The Vibration of Rallies, Protests and Petitions
Many of us express that care by being proactive in our support for change.
But sometimes those efforts to create positive change are couched in negativity. (As in when we push against what we don’t want rather than support what we do want.)
Which LOA savvy folks know doesn’t actually promote the outcome we prefer.
In my experience, it’s been easy to get on the wrong side of something, even knowing this LOA truth.
Yet it also doesn’t feel super fab (to me) to ignore a situation or ‘do nothing’ when it seems important.
I mean, just because we’re conscious creators, that doesn’t mean we leave it to muggles to engage the challenging work that’s being called forth, does it?
Maybe it does. (But I doubt it.)
This subject has been up for me a couple times just this week …
- a friend asking me to share a petition link to eliminate daylight savings
- seeing the petition to charge 47 Republicans with treason under the Logan Act
- reading an update on the net neutrality issue I commented on the FCC page about
- receiving requests to attend rallies, phone Congress, and attend fundraisers from the animal rescue groups I support.
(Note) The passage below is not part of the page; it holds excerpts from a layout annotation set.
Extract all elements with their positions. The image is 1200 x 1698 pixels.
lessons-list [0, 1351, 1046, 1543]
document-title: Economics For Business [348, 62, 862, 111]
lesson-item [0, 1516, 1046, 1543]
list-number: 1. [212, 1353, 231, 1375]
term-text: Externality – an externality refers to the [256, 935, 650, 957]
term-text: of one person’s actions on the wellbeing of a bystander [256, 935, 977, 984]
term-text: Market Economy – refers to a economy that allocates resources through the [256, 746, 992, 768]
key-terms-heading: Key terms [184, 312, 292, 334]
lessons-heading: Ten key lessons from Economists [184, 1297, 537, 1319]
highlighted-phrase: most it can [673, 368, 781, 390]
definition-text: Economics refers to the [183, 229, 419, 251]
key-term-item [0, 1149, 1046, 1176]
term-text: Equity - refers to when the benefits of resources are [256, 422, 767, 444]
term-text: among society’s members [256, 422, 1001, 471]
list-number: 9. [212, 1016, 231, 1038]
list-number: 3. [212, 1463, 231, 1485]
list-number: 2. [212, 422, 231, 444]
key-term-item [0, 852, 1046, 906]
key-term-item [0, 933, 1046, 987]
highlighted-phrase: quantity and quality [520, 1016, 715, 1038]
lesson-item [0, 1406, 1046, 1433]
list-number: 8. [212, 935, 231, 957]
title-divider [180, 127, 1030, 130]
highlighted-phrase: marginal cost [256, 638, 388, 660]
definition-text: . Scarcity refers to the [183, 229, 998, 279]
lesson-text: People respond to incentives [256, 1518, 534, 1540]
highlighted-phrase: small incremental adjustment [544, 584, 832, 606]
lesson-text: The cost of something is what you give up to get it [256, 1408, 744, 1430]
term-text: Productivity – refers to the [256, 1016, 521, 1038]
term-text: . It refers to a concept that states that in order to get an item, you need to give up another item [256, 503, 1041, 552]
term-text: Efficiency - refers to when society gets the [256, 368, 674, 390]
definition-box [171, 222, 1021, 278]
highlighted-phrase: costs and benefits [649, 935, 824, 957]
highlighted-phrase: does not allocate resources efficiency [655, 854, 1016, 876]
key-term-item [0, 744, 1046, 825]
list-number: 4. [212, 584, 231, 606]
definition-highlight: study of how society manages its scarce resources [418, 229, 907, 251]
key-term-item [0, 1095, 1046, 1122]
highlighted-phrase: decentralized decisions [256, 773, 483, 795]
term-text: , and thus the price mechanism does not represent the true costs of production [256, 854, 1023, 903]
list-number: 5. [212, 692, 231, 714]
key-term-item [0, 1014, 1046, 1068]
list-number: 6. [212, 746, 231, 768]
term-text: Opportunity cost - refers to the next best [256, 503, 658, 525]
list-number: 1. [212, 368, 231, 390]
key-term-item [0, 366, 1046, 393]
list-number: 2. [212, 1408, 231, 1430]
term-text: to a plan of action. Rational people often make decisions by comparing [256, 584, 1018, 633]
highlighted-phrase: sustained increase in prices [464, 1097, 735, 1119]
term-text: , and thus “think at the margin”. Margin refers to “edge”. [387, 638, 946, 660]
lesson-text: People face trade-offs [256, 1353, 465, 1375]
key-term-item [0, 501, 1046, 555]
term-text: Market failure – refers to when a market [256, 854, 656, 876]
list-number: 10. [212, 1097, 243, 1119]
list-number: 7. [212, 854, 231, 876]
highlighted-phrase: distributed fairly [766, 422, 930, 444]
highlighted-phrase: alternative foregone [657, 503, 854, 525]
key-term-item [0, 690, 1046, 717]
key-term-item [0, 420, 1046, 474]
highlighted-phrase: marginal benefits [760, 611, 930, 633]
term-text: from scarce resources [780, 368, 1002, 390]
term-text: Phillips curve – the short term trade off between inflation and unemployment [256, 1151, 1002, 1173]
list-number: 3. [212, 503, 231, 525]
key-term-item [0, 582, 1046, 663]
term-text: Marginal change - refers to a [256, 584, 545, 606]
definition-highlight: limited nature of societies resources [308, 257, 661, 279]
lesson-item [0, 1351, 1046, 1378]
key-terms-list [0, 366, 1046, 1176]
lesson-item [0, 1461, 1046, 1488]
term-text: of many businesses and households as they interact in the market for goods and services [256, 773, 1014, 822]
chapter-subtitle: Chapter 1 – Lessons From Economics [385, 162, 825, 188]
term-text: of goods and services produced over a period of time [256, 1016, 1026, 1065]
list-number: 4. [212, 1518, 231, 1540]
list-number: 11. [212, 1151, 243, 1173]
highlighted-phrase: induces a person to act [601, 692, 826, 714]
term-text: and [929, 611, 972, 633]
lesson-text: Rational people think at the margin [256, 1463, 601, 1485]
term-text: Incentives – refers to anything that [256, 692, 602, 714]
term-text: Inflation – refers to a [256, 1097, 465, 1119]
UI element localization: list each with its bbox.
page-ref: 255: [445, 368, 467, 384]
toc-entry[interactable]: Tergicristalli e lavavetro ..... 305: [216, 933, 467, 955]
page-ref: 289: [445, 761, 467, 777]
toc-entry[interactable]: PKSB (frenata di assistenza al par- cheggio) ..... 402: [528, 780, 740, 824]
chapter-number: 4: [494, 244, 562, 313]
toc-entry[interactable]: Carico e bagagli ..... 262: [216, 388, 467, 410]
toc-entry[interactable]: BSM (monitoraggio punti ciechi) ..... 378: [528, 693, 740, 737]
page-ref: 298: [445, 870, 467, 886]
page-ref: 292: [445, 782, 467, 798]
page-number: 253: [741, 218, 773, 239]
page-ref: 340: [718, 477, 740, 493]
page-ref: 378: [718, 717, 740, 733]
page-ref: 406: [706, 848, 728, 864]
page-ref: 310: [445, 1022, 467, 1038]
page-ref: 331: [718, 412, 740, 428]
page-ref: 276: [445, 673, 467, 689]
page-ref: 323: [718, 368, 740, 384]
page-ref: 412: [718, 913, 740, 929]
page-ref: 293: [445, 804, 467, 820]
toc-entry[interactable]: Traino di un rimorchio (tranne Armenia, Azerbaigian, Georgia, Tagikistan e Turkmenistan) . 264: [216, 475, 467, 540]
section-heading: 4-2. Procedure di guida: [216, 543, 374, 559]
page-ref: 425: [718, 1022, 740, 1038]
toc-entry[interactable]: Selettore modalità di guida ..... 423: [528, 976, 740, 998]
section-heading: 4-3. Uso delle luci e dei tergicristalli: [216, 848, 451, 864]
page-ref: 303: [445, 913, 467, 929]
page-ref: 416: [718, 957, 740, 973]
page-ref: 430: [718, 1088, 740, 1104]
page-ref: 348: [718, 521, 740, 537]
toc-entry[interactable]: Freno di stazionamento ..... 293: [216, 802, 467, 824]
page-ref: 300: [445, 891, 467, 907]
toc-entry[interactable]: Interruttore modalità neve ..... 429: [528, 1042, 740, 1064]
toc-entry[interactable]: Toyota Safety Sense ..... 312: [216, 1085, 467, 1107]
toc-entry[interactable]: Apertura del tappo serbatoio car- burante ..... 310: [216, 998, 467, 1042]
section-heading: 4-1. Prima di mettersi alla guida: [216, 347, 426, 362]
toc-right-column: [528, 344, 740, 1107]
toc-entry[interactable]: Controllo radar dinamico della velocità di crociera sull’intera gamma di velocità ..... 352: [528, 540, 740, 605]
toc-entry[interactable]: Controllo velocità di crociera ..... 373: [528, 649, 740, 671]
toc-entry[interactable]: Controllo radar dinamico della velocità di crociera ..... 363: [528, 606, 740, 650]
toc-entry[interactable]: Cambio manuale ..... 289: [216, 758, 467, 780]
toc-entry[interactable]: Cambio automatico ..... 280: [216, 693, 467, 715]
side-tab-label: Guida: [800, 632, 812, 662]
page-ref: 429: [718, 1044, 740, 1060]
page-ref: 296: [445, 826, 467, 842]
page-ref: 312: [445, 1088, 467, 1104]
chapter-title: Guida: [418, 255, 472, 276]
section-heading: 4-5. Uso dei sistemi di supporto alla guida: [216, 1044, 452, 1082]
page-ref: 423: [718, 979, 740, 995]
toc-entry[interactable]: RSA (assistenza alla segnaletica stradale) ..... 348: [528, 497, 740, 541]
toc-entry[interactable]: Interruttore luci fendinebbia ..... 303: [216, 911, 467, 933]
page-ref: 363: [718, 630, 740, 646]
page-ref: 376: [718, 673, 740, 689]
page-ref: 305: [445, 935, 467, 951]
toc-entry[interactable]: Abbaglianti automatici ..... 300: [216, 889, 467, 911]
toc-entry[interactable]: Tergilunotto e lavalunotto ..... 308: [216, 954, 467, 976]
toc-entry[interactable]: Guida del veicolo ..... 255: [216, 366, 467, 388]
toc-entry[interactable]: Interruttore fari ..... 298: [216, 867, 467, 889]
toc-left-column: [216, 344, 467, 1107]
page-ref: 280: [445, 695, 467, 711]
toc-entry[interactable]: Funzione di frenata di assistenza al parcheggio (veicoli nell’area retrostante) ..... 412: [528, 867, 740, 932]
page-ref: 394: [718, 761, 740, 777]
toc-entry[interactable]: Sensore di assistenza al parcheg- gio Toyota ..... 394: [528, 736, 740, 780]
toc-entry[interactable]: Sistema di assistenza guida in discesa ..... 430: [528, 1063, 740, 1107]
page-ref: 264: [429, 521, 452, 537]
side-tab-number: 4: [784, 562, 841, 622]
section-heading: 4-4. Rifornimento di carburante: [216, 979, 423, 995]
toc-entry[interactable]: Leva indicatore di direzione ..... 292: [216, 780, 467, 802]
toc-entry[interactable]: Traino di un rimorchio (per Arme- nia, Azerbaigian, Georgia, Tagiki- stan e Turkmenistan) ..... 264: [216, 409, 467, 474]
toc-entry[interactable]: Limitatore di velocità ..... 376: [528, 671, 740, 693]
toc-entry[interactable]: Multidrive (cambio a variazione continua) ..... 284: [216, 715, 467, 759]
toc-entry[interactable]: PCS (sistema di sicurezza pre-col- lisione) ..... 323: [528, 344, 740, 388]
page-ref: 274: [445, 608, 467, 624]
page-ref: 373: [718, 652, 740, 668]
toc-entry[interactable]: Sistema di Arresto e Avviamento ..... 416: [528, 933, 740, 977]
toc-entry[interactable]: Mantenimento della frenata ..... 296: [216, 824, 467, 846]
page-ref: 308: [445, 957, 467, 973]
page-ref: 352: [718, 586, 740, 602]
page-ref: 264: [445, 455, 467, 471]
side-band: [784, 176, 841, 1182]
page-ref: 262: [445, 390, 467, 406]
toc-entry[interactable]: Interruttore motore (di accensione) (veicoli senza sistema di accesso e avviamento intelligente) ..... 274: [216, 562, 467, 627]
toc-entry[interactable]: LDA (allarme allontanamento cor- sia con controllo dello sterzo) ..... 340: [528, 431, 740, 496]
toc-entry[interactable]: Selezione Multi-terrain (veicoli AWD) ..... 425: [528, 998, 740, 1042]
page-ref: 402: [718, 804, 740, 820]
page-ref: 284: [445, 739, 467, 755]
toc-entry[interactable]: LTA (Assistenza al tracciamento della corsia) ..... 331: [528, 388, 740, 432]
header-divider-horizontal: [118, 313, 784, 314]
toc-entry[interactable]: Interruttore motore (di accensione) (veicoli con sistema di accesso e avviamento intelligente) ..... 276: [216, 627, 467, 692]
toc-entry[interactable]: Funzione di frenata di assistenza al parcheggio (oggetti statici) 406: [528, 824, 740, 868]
Which is why I’ve been paying special attention to the vibration behind rallies, protests, and petitions.
Years ago I used to spend every Friday night joining protestors on the street in front of the fur shop. I placed vegan propaganda in the airline seat pockets every time I traveled. I protested the rodeo event for Utah’s 2002 winter Olympics. I gathered signatures to lobby those in office for animal-friendly legislation.
That was before I learned about the power of where we place our attention.
If I focus on the problem, I’m not helping to diminish it. Because whatever I resist, persists.
So I eventually realized I had to shift my focus.
Which all these years later I’m still finding my way around.
I remember what I’ve learned from Abraham and Bashar: that it doesn’t matter what I do, it only matters how I feel.
So, what feels better: ignoring the request to get involved or putting my energy behind it?
Or maybe there’s a third option to choose.
Sometimes when I respond to a call to action I simply remind myself that I’m here to __(fill in blank with desired outcome)__, rather than join the fight against the “problem.”
If I sign, I’m signing for this, not against that. And if I don’t sign, I take a couple seconds to vision the desired outcome. That’s where my true power lies anyway.
Occasionally what feels better is to do nothing other than remember that all is well and everything’s working out perfectly. Which drives my activist friends crazy. (Even my own gremlin asks if I’m being irresponsible or callous.)
A lot of times what makes the difference for me is the way the call to action itself is worded.
Perhaps it simply comes down to this:
- drop any limiting beliefs about how things won’t change if I don’t join the fight, and
- when I do join in, make sure I engage in a way that empowers what I prefer rather than what I don’t.
I’d love to hear from fellow creators on this one.
How do you handle it when someone’s calling for you to join a cause that matters to you?